FDA Approves BIMZELX for Psoriatic Arthritis, Axial Spondyloarthritis, and Ankylosing Spondylitis

BRUSSELS, Belgium, September 23, 2024 – UCB, a prominent biopharmaceutical company, announced today that the U.S. Food and Drug Administration (FDA) has granted approval for BIMZELX® (bimekizumab-bkzx) to treat adults with several chronic inflammatory conditions. These include active psoriatic arthritis (PsA), active non-radiographic axial spondyloarthritis (nr-axSpA) with objective signs of inflammation, and active ankylosing spondylitis (AS). Notably, bimekizumab-bkzx is the first treatment approved for these three conditions that targets both interleukin 17A (IL-17A) and interleukin 17F (IL-17F), two cytokines that play a central role in the inflammatory process.

Previously, BIMZELX received FDA approval in October 2023 for treating moderate-to-severe plaque psoriasis in adults who are candidates for systemic therapy or phototherapy. Emmanuel Caeymaex, Executive Vice President at UCB, emphasized the significance of this expanded approval, noting that it underscores the clinical benefits of dual inhibition of IL-17A and IL-17F. He added that this approval could help more patients with chronic inflammatory diseases achieve meaningful clinical outcomes.

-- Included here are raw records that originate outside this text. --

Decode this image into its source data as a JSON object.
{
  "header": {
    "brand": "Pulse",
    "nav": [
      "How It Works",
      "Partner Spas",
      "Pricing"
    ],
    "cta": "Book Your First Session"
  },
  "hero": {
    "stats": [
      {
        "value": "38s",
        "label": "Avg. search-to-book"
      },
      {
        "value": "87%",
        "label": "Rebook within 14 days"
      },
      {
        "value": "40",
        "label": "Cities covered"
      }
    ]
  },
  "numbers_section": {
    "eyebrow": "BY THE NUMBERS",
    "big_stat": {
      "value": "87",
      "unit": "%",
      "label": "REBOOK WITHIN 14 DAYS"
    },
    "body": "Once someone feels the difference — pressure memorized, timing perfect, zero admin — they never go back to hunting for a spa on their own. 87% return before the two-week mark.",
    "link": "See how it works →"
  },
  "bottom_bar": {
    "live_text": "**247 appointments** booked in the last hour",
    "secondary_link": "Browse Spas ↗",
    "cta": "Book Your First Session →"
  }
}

For administration, the FDA recommends a dosage of 160 mg bimekizumab by subcutaneous injection every four weeks for adults with active PsA, active nr-axSpA with objective inflammation signs, and active AS. For PsA patients with moderate to severe plaque psoriasis, the same dosage and administration guidelines apply.

Bimekizumab was tested in Phase 3 clinical studies, showing meaningful and consistent clinical responses. These studies included patients who had previously shown inadequate response to TNF inhibitors and those new to biologics. According to Dr. Joseph F. Merola, a professor and investigator in the BE OPTIMAL and BE COMPLETE studies, the clinical responses achieved at Week 16 were sustained up to 52 weeks. This was validated through various measures, including the American College of Rheumatology 50 (ACR50) response, Psoriasis Area, and Severity Index 90 (PASI90), and complete skin clearance (PASI100).

Moreover, the approval of bimekizumab for active nr-axSpA and active AS is supported by data from the BE MOBILE 1 and BE MOBILE 2 studies. These studies demonstrated that patients treated with bimekizumab experienced improvements in disease activity and symptoms that were sustained for up to one year. Dr. Atul Deodhar, a professor and medical director at Oregon Health & Science University, highlighted that the clinical responses were consistent across both TNFi-naïve and TNFi-inadequate responder patients.

Psoriatic arthritis (PsA) is a chronic systemic inflammatory condition affecting both joints and skin, with symptoms that include joint pain and stiffness, skin plaques, and inflammation at the site where tendons or ligaments insert into the bone. Approximately 30 percent of people living with psoriasis develop PsA.

Axial spondyloarthritis (axSpA), encompassing non-radiographic axSpA (nr-axSpA) and ankylosing spondylitis (AS), is an inflammatory disease primarily affecting the spine and sacroiliac joints. The primary symptom is inflammatory back pain, which improves with exercise but not with rest. Other common features include uveitis, enthesitis, peripheral arthritis, psoriasis, and inflammatory bowel disease.

Bimekizumab-bkzx is a humanized IgG1 monoclonal antibody that selectively targets IL-17A and IL-17F cytokines. Elevated levels of these cytokines are found in psoriatic lesions, which underscores the therapeutic significance of bimekizumab in addressing these chronic inflammatory conditions.

UCB, headquartered in Brussels, Belgium, is focused on developing innovative treatments for severe diseases of the immune and central nervous systems. With a global workforce of around 9,000 employees, UCB generated revenue of €5.3 billion in 2023.